Mike Cheung wrote:Hi, sorry general question about caching here. My understanding is that they are all just name-value pairs. I know EHCache is a popular cache of choice, and so is Oracle Coherence, amongst others such as JBoss's Infinispan, Java Caching System, or Cache2K, etc.
What I don't understand is why would I use these alternatives than what's available from out of the JDK box such as the following.
Mike Cheung wrote:
My use case is to have a server-client system, with the following characteristics:
1) Server holds multiple tables of arbitrary number of rows and columns in memory. The tables can store data such as interger, double, and string in the the table cells.
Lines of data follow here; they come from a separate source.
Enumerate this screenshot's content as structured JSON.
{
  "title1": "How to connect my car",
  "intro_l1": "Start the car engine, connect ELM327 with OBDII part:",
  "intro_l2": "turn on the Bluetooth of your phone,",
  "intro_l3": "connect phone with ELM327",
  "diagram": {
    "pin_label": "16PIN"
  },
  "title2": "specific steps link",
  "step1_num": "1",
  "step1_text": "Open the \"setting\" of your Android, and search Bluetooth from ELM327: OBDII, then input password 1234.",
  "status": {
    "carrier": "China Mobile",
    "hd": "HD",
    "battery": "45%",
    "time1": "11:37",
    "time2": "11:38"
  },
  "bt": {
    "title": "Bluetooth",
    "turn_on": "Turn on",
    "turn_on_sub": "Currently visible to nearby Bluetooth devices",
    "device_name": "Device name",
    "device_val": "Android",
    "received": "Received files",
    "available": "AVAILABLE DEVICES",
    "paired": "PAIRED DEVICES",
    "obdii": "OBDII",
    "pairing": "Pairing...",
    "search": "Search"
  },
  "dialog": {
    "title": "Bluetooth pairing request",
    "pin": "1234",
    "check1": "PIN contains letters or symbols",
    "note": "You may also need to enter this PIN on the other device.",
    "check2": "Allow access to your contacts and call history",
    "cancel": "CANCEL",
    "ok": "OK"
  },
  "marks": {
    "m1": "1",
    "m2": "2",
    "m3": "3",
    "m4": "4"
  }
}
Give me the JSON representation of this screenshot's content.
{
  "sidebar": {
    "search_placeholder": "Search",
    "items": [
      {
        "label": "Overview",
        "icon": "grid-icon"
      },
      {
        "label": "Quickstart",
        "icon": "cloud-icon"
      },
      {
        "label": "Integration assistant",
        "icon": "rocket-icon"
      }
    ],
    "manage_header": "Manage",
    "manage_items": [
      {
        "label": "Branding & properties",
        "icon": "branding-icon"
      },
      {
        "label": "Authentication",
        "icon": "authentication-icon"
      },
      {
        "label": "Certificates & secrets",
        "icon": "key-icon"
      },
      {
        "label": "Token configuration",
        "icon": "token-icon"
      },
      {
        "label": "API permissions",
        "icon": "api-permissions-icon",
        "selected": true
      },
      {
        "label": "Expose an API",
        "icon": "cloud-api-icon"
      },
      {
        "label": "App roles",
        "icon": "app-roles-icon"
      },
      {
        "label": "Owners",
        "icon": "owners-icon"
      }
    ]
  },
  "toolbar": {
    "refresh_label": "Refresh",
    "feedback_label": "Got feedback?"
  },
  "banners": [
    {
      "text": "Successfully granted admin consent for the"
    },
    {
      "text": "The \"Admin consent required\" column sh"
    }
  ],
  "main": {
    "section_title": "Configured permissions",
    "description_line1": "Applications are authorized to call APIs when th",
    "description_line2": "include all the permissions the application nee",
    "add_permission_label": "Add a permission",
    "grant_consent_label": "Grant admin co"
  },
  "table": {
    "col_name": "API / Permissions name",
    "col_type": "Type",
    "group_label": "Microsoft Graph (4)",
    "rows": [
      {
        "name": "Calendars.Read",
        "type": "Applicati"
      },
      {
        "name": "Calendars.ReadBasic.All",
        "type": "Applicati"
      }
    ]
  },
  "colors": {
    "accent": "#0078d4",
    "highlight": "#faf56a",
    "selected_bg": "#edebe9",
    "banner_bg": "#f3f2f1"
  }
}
2) Multiple clients can connect to the server and browse through the tables at any time after the connection, and the server needs to serve the requested tables to the clients.
Henry Wong wrote:
If you want to code the clients to request the data, and code the server to service the data, then a concurrent hashmap should be fine. However, if you just want to share the cache, and let the caching library deal with the requesting and servicing, then it may be easier to use a cache.
Keep in mind though, with many of these caching systems, the changes made by any client will also be reflected back on the server (and on other clients), so it may *not* be what you want.
Henry
Mike Cheung wrote:What I don't understand is why would I use these alternatives than what's available from out of the JDK box such as the following...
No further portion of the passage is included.